“I would have them pass before me one by one, as I lie propped up on pillows on my death-bed, and I shall expect each one first to bend down and kiss my hand. Then a clerk will call out his name in a loud voice, and the amount of the debt, and another clerk shall weigh out to him the amount in gold.... I intend it to be a kind of triumphal lying in state. But we can discuss the exact details later. I feel a little tired. The shadows are already weighing down my eyelids....” and the poet laughed again his sad sinister laugh; though, indeed, it was true enough, as the lawyer, looking at him, could not fail to note.
“Good-night, old friend,” said the poet; “come and see me again tomorrow;” and, when the lawyer had gone, he once more stretched himself out in the bed, luxuriously murmuring the lines he had murmured nightly for so many years:
“If rest be sweet at close of day
For tired hands and tired feet,
How good at last to rest for aye—
If rest be sweet.”
The lying in state, as the poet grimly called it, was conducted exactly as he had conceived it. At first the lawyer had protested that to expect your honest English tradesman to bow the knee and kiss the hand of one of his debtors was out of the question.
“Take my word, friend,” said the poet, “when a tradesman is going to be paid a debt he had given up for lost, he will not be particular as to the manner in which he receives it.

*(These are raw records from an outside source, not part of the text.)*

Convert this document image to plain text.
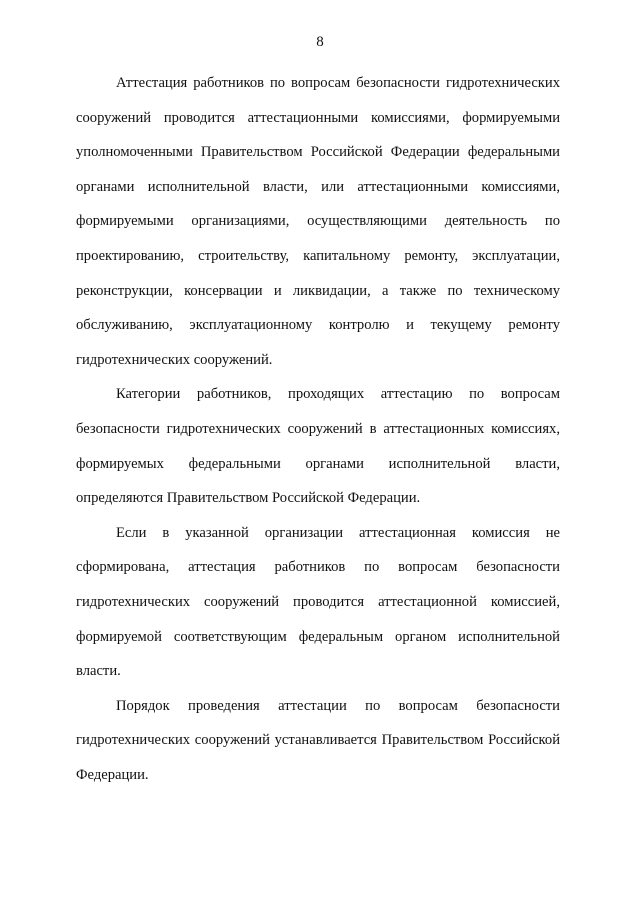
8

Аттестация работников по вопросам безопасности гидротехнических сооружений проводится аттестационными комиссиями, формируемыми уполномоченными Правительством Российской Федерации федеральными органами исполнительной власти, или аттестационными комиссиями, формируемыми организациями, осуществляющими деятельность по проектированию, строительству, капитальному ремонту, эксплуатации, реконструкции, консервации и ликвидации, а также по техническому обслуживанию, эксплуатационному контролю и текущему ремонту гидротехнических сооружений.

Категории работников, проходящих аттестацию по вопросам безопасности гидротехнических сооружений в аттестационных комиссиях, формируемых федеральными органами исполнительной власти, определяются Правительством Российской Федерации.

Если в указанной организации аттестационная комиссия не сформирована, аттестация работников по вопросам безопасности гидротехнических сооружений проводится аттестационной комиссией, формируемой соответствующим федеральным органом исполнительной власти.

Порядок проведения аттестации по вопросам безопасности гидротехнических сооружений устанавливается Правительством Российской Федерации.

Indeed, he will be so thankful for it that it will be a natural impulse to fall upon his knees.... And if they demur,” he added, laughing his half-boyish, half-wicked, and quite creepy laugh, “tell them that it is the fancy of a dying man.”
When the noon of Wednesday came, the poet lay in his great bed awaiting his creditors. There had only been a week since his talk with his lawyer, but even that good-natured sceptic had come to admit the truth of his client’s prediction. No one could look on that weary form stretched so straight and slim under the clothes, or upon that worn ivory face, so worn and yet so strangely smiling, without reading the unmistakable signs.
“Do you believe it now?” said the poet to his lawyer. “It is only a jest—you must not take it too seriously. It is only death. Don’t be unhappy, old friend. I wish I could make you know how good it feels—to be dying.”
Then a little soft-voiced clock chimed twelve times.
“Now for the fun....” said the poet, looking up to his friend, with his eyes filled with laughter.
It had been his whim to have his room draped in purple, and over his bed hung a great wreath of laurel still in flower. At one side of the large room was a table also covered in purple, on which were arranged twelve great pyramids of gold pieces, and on two other tables close by were two large bags of orange-coloured leather overflowing with silver.